Wednesday, 05.11.2014 -
Saturday, 15.11.2014
I Dreamt of You so Much That...
In his stirring 1926 poem, J’ai tant reve de toi, (J’ai tant reve de toi que tu perds ta realite) Robert Desnos laments the impossibility of real love with the young woman he tries to capture in his dreams. Desnos remains in a state of longing, lost between reality and the idealised image he creates of her, the carnal and the immaterial. He takes refuge in his dreams, the space where he can hold on to her, and as he does, his lover recedes more and more away from reality. Therefore, hope for true connection is futile – the two lovers are but shadows to each other, existing only in the imagination, a third space, or heterotopia to quote Foucault, that mixes reality and fantasy, and allows them to make the impossible possible.

...
Much like in Desnos’s poem, the imagination of the characters in Stefan Constantinescu’s three films (of a future seven-film series), Troleibuzul 92, Family Dinner, and Six Big Fish, which in this case is activated through the use of technology, plays a central role to the conflicts and tensions that well up within the relationship of today’s heterosexual couple.

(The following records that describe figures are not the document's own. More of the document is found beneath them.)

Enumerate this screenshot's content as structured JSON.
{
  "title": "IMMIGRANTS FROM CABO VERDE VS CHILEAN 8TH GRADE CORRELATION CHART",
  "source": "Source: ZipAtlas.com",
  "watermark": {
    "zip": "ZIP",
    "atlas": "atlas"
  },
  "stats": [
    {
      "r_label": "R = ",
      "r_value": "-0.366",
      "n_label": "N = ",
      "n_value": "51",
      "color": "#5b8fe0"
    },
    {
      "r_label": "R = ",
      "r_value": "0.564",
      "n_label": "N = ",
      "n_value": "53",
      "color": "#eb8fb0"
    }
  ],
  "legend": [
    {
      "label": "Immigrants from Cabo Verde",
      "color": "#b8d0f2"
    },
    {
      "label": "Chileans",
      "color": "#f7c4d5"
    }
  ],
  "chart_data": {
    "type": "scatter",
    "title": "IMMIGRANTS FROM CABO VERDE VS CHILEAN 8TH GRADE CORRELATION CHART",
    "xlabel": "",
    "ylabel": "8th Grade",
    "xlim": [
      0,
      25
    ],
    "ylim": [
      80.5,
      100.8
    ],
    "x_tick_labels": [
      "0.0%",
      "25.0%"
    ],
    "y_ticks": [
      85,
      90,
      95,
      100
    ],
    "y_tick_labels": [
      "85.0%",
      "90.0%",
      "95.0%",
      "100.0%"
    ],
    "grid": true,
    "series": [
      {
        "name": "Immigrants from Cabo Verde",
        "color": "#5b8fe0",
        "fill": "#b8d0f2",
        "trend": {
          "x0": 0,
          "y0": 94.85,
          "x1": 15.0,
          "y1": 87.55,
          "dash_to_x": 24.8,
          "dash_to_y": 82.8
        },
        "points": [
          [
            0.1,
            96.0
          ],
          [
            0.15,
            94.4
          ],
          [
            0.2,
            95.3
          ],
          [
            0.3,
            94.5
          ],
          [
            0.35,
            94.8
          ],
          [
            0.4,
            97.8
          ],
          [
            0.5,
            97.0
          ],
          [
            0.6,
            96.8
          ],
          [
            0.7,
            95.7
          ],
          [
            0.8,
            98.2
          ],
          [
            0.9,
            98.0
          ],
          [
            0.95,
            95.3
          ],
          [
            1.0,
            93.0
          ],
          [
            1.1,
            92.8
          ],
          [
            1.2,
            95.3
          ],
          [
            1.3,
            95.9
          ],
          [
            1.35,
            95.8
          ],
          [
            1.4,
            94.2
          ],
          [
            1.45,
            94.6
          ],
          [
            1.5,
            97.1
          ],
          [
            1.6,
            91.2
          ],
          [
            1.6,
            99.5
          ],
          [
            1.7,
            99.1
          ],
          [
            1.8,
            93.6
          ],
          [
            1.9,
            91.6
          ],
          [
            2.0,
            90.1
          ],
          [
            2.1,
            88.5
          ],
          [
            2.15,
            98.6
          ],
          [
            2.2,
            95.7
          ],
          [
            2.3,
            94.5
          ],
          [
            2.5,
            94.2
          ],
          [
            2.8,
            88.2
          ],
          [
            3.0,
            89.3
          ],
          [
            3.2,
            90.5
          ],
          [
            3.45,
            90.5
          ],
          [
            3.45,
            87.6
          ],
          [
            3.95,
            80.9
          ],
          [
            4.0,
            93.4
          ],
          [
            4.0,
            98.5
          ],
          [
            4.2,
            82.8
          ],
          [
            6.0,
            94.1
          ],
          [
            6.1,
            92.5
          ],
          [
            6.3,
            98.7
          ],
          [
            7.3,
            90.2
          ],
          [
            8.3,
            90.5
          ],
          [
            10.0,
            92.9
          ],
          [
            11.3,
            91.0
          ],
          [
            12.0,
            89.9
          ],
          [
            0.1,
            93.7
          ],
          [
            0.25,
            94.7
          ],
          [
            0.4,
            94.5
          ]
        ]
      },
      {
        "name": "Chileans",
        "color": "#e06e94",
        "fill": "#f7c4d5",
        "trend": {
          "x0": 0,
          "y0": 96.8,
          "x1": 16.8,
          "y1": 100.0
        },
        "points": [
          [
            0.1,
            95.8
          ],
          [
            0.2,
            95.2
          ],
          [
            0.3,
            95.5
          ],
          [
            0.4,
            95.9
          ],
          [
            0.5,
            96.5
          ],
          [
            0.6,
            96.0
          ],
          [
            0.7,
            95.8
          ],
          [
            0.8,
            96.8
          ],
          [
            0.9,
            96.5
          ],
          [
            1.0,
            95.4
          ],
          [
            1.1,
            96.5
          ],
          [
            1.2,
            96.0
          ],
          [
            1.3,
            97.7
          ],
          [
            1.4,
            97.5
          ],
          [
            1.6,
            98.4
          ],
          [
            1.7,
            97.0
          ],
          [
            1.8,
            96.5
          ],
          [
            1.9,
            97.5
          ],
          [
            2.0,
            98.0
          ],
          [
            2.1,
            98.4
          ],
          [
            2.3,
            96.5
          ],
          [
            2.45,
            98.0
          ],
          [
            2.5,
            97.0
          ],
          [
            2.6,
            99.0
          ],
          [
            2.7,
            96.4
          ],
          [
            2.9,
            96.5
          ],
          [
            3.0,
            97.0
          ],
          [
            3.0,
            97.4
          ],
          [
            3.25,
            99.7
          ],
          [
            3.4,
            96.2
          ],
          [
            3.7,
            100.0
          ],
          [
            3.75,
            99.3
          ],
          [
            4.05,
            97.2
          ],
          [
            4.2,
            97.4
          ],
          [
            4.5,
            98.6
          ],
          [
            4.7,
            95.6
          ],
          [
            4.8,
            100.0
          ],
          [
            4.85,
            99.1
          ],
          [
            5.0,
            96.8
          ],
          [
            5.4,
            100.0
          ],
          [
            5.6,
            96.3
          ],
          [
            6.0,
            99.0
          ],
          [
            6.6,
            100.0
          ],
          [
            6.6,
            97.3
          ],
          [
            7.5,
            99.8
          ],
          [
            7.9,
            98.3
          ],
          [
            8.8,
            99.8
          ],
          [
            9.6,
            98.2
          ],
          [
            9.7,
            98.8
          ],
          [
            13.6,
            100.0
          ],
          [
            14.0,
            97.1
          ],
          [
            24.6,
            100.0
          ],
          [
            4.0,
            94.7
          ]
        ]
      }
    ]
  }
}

And yet, Constantantinescu’s open-ended stories do not cling to the specific events depicted– they reveal larger societal realities, hypocricies, and deformations that force the viewer to question himself and his role as spectator, but also participant, in everyday human dramas. This calling into question of societal structures is an aspect that Jean-Luc Godard considered essential to making films politically today, by ”creating moments of openness and undecidability: moments that also question the structural principles of cinema and the filmer-filmed-viewer contract."
The exhibition, which in addition to the films also features a photo essay and journal, Northern Lights, revealing private moments, anxieties, and longing typical of the immigrant experience, as well as a pop-up book, The Golden Age, juxtaposing the artist's biography to the history of Romania, his native country, is built as a living room where one hosts friends and relatives, a third space between the public and the private, and yet a bit of both. Here we encounter the artist's most intimate disclosures, transforming us from mere spectator to participant and even more so, a partaker in the artist's life. We are forced to question our role as audience and explore new relationships with art and our environment, an essential element in today's political cinema and art.
Opening:
Thursday November 6th, 7-10pm
During the vernissage Stefan Constantinescu will cook and serve a meal for the guests.
Opening hours exhibition:
Thursday/Friday 4-7pm
Saturday/Sunday 2-5pm
The exhibtion is organized by Olga Stefan.